Advanced science.  Applied technology.

Search

Synthetic Data for Neural Network Training, 18-R8866

Principal Investigators
Joel Allardyce
Inclusive Dates 
07/01/18 to 10/01/19

Background

Accurate, reliable, easy to use motion capture technology has long been the goal for biomechanics researchers. Measuring how humans move is the core knowledge upon which research into the internal kinematic and dynamic environment of joints is built. Over the past 30 plus years, marker-based motion capture systems have been the gold standard for measuring human motion. While incredibly useful, the limitations of traditional marker-based motion capture systems have spurred the development of “markerless” motion capture systems that aim to directly combat these challenges. SwRI has developed our own makerless motion capture system that is based on a deep convolutional neural network (dCNN) framework. dCNN’s are machine-learning algorithms that require well-defined and accurate training data sets to teach the algorithm the relationships between the images and the underlying kinematics. These training sets are costly and time consuming to collect and process, putting undue strain on budgets and timelines of potential projects.

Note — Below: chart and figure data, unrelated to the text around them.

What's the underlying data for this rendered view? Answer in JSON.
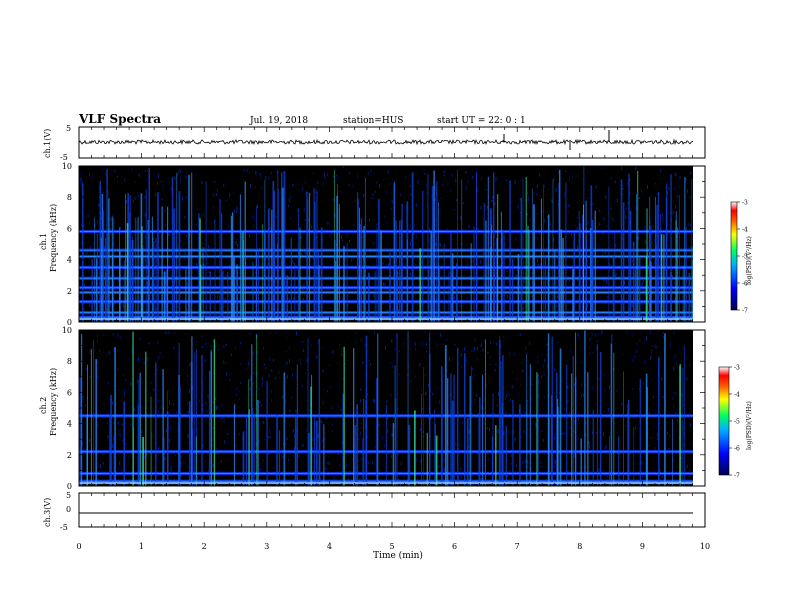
{
  "header": {
    "title": "VLF Spectra",
    "date": "Jul. 19, 2018",
    "station": "station=HUS",
    "start": "start UT =  22: 0  : 1"
  },
  "colors": {
    "background": "#000000",
    "colorbar": [
      "#000060",
      "#0000ff",
      "#00a0ff",
      "#00ff80",
      "#ffff00",
      "#ff8000",
      "#ff0000",
      "#ffffff"
    ],
    "trace": "#000000",
    "burst": "#3aa0ff"
  },
  "chart_data": [
    {
      "type": "line",
      "ylabel": "ch.1(V)",
      "ylim": [
        -5,
        5
      ],
      "yticks": [
        "5",
        "-5"
      ],
      "xlim": [
        0,
        10
      ],
      "description_value": "noisy baseline near 0 V"
    },
    {
      "type": "heatmap",
      "ylabel_top": "ch.1",
      "ylabel": "Frequency (kHz)",
      "ylim": [
        0,
        10
      ],
      "yticks": [
        "0",
        "2",
        "4",
        "6",
        "8",
        "10"
      ],
      "xlim": [
        0,
        10
      ],
      "bands_khz": [
        0.3,
        0.6,
        1.3,
        1.9,
        2.2,
        2.8,
        3.5,
        4.2,
        4.6,
        5.8
      ],
      "colorbar": {
        "label": "log(PSD)(V²/Hz)",
        "range": [
          -7,
          -3
        ],
        "ticks": [
          "-3",
          "-4",
          "-5",
          "-6",
          "-7"
        ]
      }
    },
    {
      "type": "heatmap",
      "ylabel_top": "ch.2",
      "ylabel": "Frequency (kHz)",
      "ylim": [
        0,
        10
      ],
      "yticks": [
        "0",
        "2",
        "4",
        "6",
        "8",
        "10"
      ],
      "xlim": [
        0,
        10
      ],
      "bands_khz": [
        0.3,
        0.8,
        2.2,
        4.5
      ],
      "colorbar": {
        "label": "log(PSD)(V²/Hz)",
        "range": [
          -7,
          -3
        ],
        "ticks": [
          "-3",
          "-4",
          "-5",
          "-6",
          "-7"
        ]
      }
    },
    {
      "type": "line",
      "ylabel": "ch.3(V)",
      "ylim": [
        -5,
        5
      ],
      "yticks": [
        "5",
        "0",
        "-5"
      ],
      "xlim": [
        0,
        10
      ],
      "xlabel": "Time (min)",
      "xticks": [
        "0",
        "1",
        "2",
        "3",
        "4",
        "5",
        "6",
        "7",
        "8",
        "9",
        "10"
      ],
      "description_value": "flat line near -1.5 V"
    }
  ]
}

We aim to directly address this cost limitation for capturing training data by developing a methodology to significantly expand and augment a limited training data set with synthetic data. The successful completion of this program will significantly reduce the cost and time requirements of training new markerless biomechanics neural networks.

Approach

In order to achieve the goals of this program, a semi-automated toolset was created for the generation of synthetic data. This toolset included a statistical kinematic model which can generate new unique motion samples constrained by the measured variability within a set of experimental data. This allows for an expansion of the included motion variability within the dataset. A tool to convert results from this model or experimentally captured data into a format compatible with the animation software package Blender is used to render the synthetic data takes. The toolset also includes an automated pipeline that can take a set of converted kinematic data and generate a complete synthetic data set, with multiple subjects, backgrounds, lighting conditions, clothing textures and more with minimal human interaction. Using the synthetic data generated with this toolset, a series of networks was then trained with different combinations of real and synthetic training data to investigate the effect the data, including synthetic data, had on measurement accuracy. Those networks were then assessed and compared to quantify those effects and identify the optimal combination of real and synthetic data.

Accomplishments

Over the course of the project we have developed a methodology and computational toolset with which to generate synthetic data for the training of a neural network. This toolset includes a statistical kinematic model to generate new unique motion samples constrained by the measured variability within a set of experimental data. As well as a tool to convert results from this model or experimentally captured data into a format compatible with the animation software package, Blender. This converted data is then fed into an automated pipeline that takes input kinematics, character models, and background and generates a complete synthetic data set with minimal human interaction. Using the synthetic data generated with the developed toolset, a series of networks were trained to assess the effect the data, including synthetic data, has on measurement accuracy. Improvements of up to 28% were seen for joint center position accuracy and 18.5% for joint angle accuracy. Accuracy improvements were not universal, however, with the biggest effect of including synthetic data being a leveling off of accuracy across all subjects. When deployed, the system must have consistent accuracy for any of the many varied subjects that it might be tasked to measure. This observed performance leveling will be critical to ensure success. Synthetic data will not replace experimentally captured data but can serve to augment it, significantly reducing the costs of collecting large training sets.